March 08, 2019 | Jim Killock

Informal Censorship: The Internet Watch Foundation (IWF)

The following is an excerpt from the report UK Internet Regulation Part I: Internet Censorship in the UK Today.


Read the full report here.

The IWF, as a de facto Internet censor, has been popular with some people and organisations and controversial with others. The IWF deals with deeply disturbing material, which is relatively easily identified and usually uncontroversial to remove or block. This is relatively unique for content regulation.

Nevertheless, their partners’ systems for blocking have in the past created visible disruption to Internet users, including in 2008 to Wikipedia across the UK.[1] Companies employing IWF lists have often blocked material with no explanation or notice to people accessing a URL, causing additional problems.Some of its individual decisions have also been found wanting. Additional concerns have been created by apparent mission creep, as the IWF has sought or been asked to take on new duties. Its decisions are not subject to prior independent review, and it is unclear that ISP-imposed restrictions are compatible with EU law, in particular the EU Open Internet regulations, which indicate that a legal process should be in place to authorise any blocking.[2] Ideally, this would be resolved by the government providing a simple but independent authorisation process that the IWF could access.

The IWF has made some good and useful steps to resolve some of these issues.

It has chosen to keep its remit narrow and restricted to child abuse images published on websites. This allows it to reduce the risk that its approach creates over-reach.
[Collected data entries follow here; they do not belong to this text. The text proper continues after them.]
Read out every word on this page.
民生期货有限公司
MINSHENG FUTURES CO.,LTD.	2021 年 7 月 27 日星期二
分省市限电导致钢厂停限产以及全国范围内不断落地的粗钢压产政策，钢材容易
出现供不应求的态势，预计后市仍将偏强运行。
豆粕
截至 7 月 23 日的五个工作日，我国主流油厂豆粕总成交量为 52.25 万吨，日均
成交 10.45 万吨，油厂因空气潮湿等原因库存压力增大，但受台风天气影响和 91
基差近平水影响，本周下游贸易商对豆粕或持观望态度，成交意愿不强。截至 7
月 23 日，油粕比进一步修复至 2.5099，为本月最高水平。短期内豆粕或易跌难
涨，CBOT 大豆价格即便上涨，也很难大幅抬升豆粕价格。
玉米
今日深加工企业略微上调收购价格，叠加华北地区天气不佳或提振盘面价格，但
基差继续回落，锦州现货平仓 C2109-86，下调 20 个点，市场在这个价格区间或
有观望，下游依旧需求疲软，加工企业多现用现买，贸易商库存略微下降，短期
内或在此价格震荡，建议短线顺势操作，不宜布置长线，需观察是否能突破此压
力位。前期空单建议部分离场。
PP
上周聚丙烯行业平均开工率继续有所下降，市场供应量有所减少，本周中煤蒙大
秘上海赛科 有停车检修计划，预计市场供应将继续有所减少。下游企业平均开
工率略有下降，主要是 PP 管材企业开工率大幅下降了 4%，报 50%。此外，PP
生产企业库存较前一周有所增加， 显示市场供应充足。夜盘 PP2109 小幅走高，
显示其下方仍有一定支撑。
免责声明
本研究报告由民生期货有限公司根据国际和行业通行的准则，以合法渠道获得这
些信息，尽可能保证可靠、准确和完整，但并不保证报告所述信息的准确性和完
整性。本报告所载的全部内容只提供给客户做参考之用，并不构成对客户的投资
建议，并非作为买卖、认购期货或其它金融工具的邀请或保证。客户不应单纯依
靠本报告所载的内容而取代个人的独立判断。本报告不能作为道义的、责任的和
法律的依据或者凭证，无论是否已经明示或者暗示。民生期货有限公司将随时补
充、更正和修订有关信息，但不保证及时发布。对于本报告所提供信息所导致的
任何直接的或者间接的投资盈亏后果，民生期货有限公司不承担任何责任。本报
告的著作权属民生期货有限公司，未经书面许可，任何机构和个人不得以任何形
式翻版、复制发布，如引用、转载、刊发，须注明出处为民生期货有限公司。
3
The IWF model is not appropriate where decisions are likely to be controversial.

It has an independent organisational external review, albeit this is not well-publicised, which could be a good avenue for people to give specific and confidential feedback.

The IWF has an appeals process, and an independent legal expert to review its decisions on appeal. The decisions it makes have the potential for widespread public effect on free expression, so could be subject to judicial review, which the IWF has recognised.

A significant disadvantage of the IWF process is that the external review applies legal principles, but is not itself a legal process, so does not help the law evolve. This weakness is found in other self-regulatory models.

There is also a lack of information about appeals, why decisions were made, and how many were made. There is incomplete information about how the process works.[3] Appeal findings are not made public.[4] Notifications are not always placed on content blocks by ISPs. This is currently voluntary.

Recommendations to IWF:

1. Adopt Freedom of Information principles for information requests
2. Ensure that the IWF’s external evaluation process is visible and accessible by third parties
3. Ensure that processes are clearly documented
4. Require notices to be placed at blocked URLs
5. Publish information about appeals, such as: the numbers made internally and externally each year; whether successful or not; and the reasoning in particular decisions

[1] See https://en.wikipedia.org/wiki/Internet_Watch_Foundation_and_Wikipedia
[2] See reference 38 below
[3] http://web.archive.org/web/20180605155231/https://www.iwf.org.uk/sites/default/files/inline-files/Content%20assessment%20appeal%20flow%20chart%20process.pdf 

[4] The BBFC, for instance, operates a system of publishing the reasoning behind its content classification appeals.